Defensor da reforma política, Barroso expôs a rejeição à judicialização da política. "Não há democracia sem política de boa qualidade. Ninguém deve achar que o Judiciário vai ser o instrumento ideal de realização do governo das maiorias."
Apesar de expor tantos pontos de vista, ele fugiu de perguntas sobre a futura atuação no STF e sobre temas polêmicos que poderá julgar. "Neste momento, estou com uma crise de falta de opiniões."
Leveza. Na bem-humorada exposição, repleta de citações e declamações de poemas - que foram do espanhol Lupercio Leonardo de Argensola (1559-1613) ao sambista Nelson Sargento -, o advogado enalteceu os 25 anos da Constituição de 1988, que considerou responsável pela "travessia bem-sucedida entre o Estado autoritário e por vezes violento e o Estado Democrático de Direito". "Só quem vive às sombras não reconhece essa luz."
Arrancou risos da plateia ao comentar a abrangência e detalhamento da Carta. "A Constituição de 1988 só não traz a pessoa amada em três dias. Ela cuida de muitos temas. Cuida de tributos, de previdência, mas também cuida de idosos, de índios, de crianças e adolescentes, cuida até de onde vai ser a sede do Colégio Pedro II."

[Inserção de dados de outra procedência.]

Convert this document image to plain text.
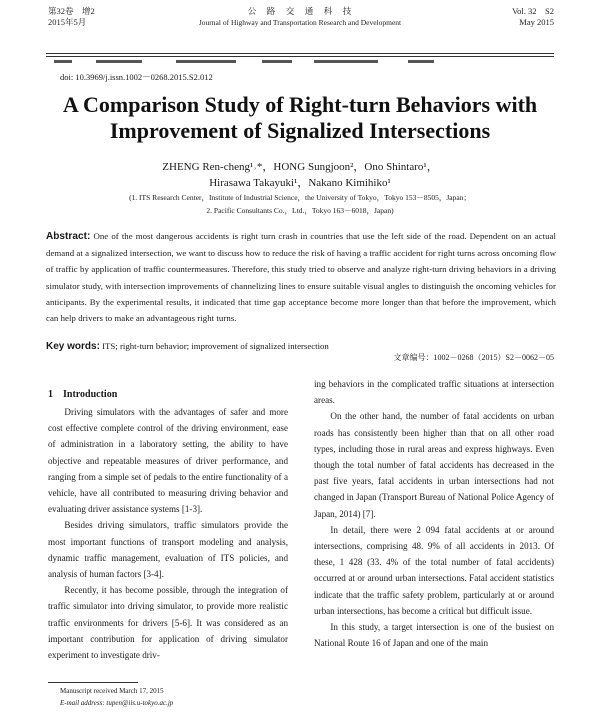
第32卷　增2
2015年5月
公　路　交　通　科　技
Journal of Highway and Transportation Research and Development
Vol. 32　S2
May 2015
doi: 10.3969/j.issn.1002－0268.2015.S2.012
A Comparison Study of Right-turn Behaviors with
Improvement of Signalized Intersections
ZHENG Ren-cheng¹˒*，HONG Sungjoon²，Ono Shintaro¹，
Hirasawa Takayuki¹，Nakano Kimihiko¹
(1. ITS Research Center，Institute of Industrial Science，the University of Tokyo，Tokyo 153－8505，Japan；
2. Pacific Consultants Co.，Ltd.，Tokyo 163－6018，Japan)
Abstract: One of the most dangerous accidents is right turn crash in countries that use the left side of the road. Dependent on an actual demand at a signalized intersection, we want to discuss how to reduce the risk of having a traffic accident for right turns across oncoming flow of traffic by application of traffic countermeasures. Therefore, this study tried to observe and analyze right-turn driving behaviors in a driving simulator study, with intersection improvements of channelizing lines to ensure suitable visual angles to distinguish the oncoming vehicles for anticipants. By the experimental results, it indicated that time gap acceptance become more longer than that before the improvement, which can help drivers to make an advantageous right turns.
Key words: ITS; right-turn behavior; improvement of signalized intersection
文章编号：1002－0268（2015）S2－0062－05
1　Introduction

Driving simulators with the advantages of safer and more cost effective complete control of the driving environment, ease of administration in a laboratory setting, the ability to have objective and repeatable measures of driver performance, and ranging from a simple set of pedals to the entire functionality of a vehicle, have all contributed to measuring driving behavior and evaluating driver assistance systems [1-3].

Besides driving simulators, traffic simulators provide the most important functions of transport modeling and analysis, dynamic traffic management, evaluation of ITS policies, and analysis of human factors [3-4].

Recently, it has become possible, through the integration of traffic simulator into driving simulator, to provide more realistic traffic environments for drivers [5-6]. It was considered as an important contribution for application of driving simulator experiment to investigate driv-

ing behaviors in the complicated traffic situations at intersection areas.

On the other hand, the number of fatal accidents on urban roads has consistently been higher than that on all other road types, including those in rural areas and express highways. Even though the total number of fatal accidents has decreased in the past five years, fatal accidents in urban intersections had not changed in Japan (Transport Bureau of National Police Agency of Japan, 2014) [7].

In detail, there were 2 094 fatal accidents at or around intersections, comprising 48. 9% of all accidents in 2013. Of these, 1 428 (33. 4% of the total number of fatal accidents) occurred at or around urban intersections. Fatal accident statistics indicate that the traffic safety problem, particularly at or around urban intersections, has become a critical but difficult issue.

In this study, a target intersection is one of the busiest on National Route 16 of Japan and one of the main

Manuscript received March 17, 2015
E-mail address: tupen@iis.u-tokyo.ac.jp
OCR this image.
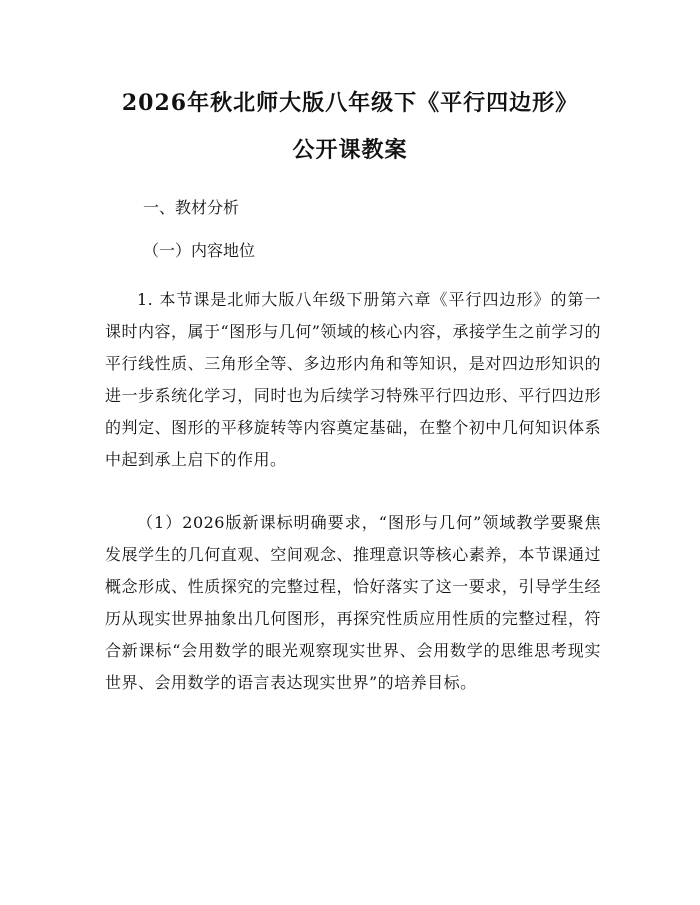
2026年秋北师大版八年级下《平行四边形》
公开课教案
一、教材分析
（一）内容地位
1. 本节课是北师大版八年级下册第六章《平行四边形》的第一课时内容，属于“图形与几何”领域的核心内容，承接学生之前学习的平行线性质、三角形全等、多边形内角和等知识，是对四边形知识的进一步系统化学习，同时也为后续学习特殊平行四边形、平行四边形的判定、图形的平移旋转等内容奠定基础，在整个初中几何知识体系中起到承上启下的作用。
（1）2026版新课标明确要求，“图形与几何”领域教学要聚焦发展学生的几何直观、空间观念、推理意识等核心素养，本节课通过概念形成、性质探究的完整过程，恰好落实了这一要求，引导学生经历从现实世界抽象出几何图形，再探究性质应用性质的完整过程，符合新课标“会用数学的眼光观察现实世界、会用数学的思维思考现实世界、会用数学的语言表达现实世界”的培养目标。
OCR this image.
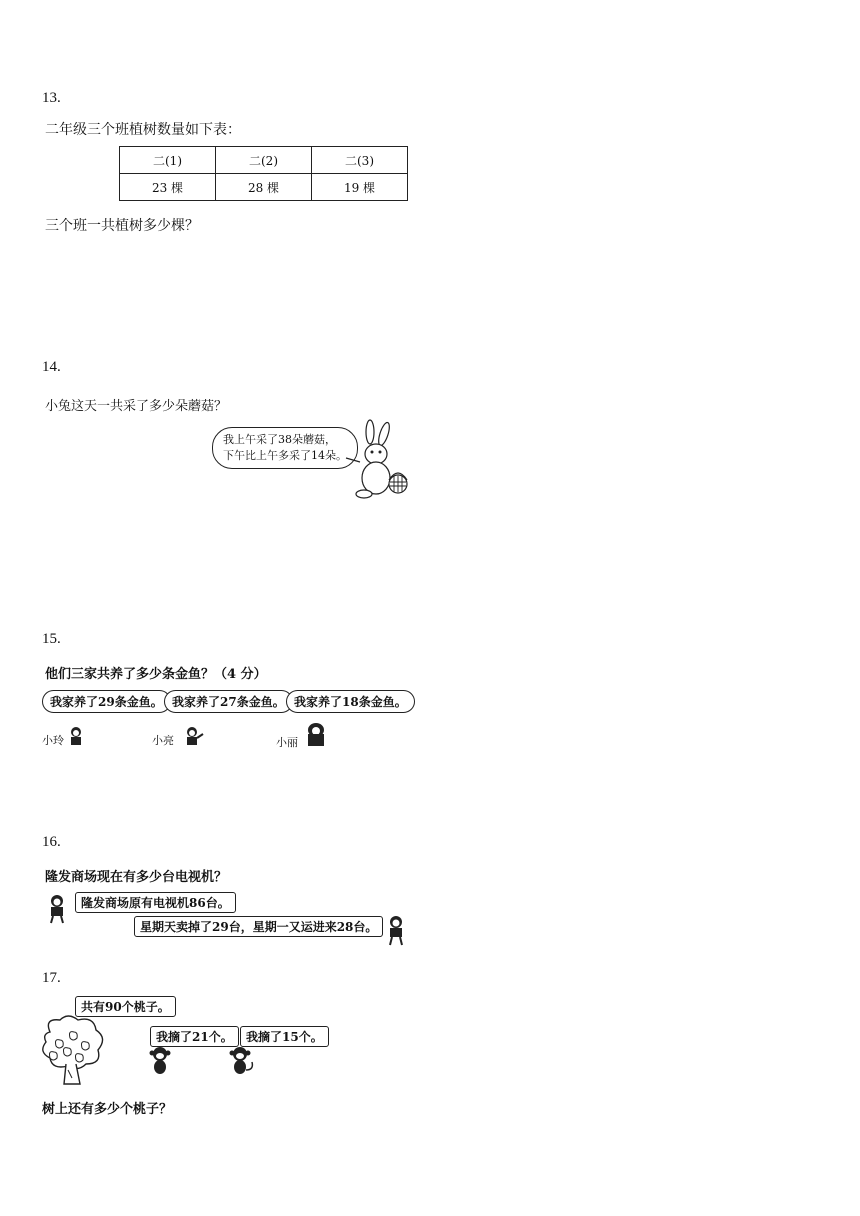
13.
二年级三个班植树数量如下表：
二(1)	二(2)	二(3)
23 棵	28 棵	19 棵
三个班一共植树多少棵？
14.
小兔这天一共采了多少朵蘑菇？
我上午采了38朵蘑菇，
下午比上午多采了14朵。
15.
他们三家共养了多少条金鱼？（4 分）
我家养了29条金鱼。 我家养了27条金鱼。 我家养了18条金鱼。
小玲	小亮	小丽
16.
隆发商场现在有多少台电视机？
隆发商场原有电视机86台。
星期天卖掉了29台，星期一又运进来28台。
17.
共有90个桃子。
我摘了21个。	我摘了15个。
树上还有多少个桃子？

A mudança excessiva da Constituição com emendas, disse, "produz um arranjo constitucional que fomenta a judicialização". "Há uma grande quantidade de matérias que, na maioria dos países, são relegadas ao processo político ordinário. Trazer uma matéria para a Constituição é retirá-la da política e trazê-la para o Direito."
Segundo ele, não causa surpresa o fato de que "no Brasil a judicialização se estenda da importação de pneus à interrupção de gestação, de cotas raciais ao colarinho do chope". "A judicialização é um fenômeno positivo, desde que o Judiciário atue dentro de suas fronteiras. Cada um no seu quadrado, como cantariam meus filhos."
Subjetivo. Os julgamentos andam mais subjetivos, disse Barroso, "simplesmente porque a vida está mais complexa - e, para mim, mais bonita". Citou até o caso da biografia não autorizada do cantor Roberto Carlos. "É o tipo de situação em que submeter os fatos às regras não é suficiente, porque os dois lados têm razão. Nesse caso, o juiz tem de construir uma solução argumentativamente." Barroso disse que ainda não se sente ministro e que aguarda sua sabatina pelos senadores.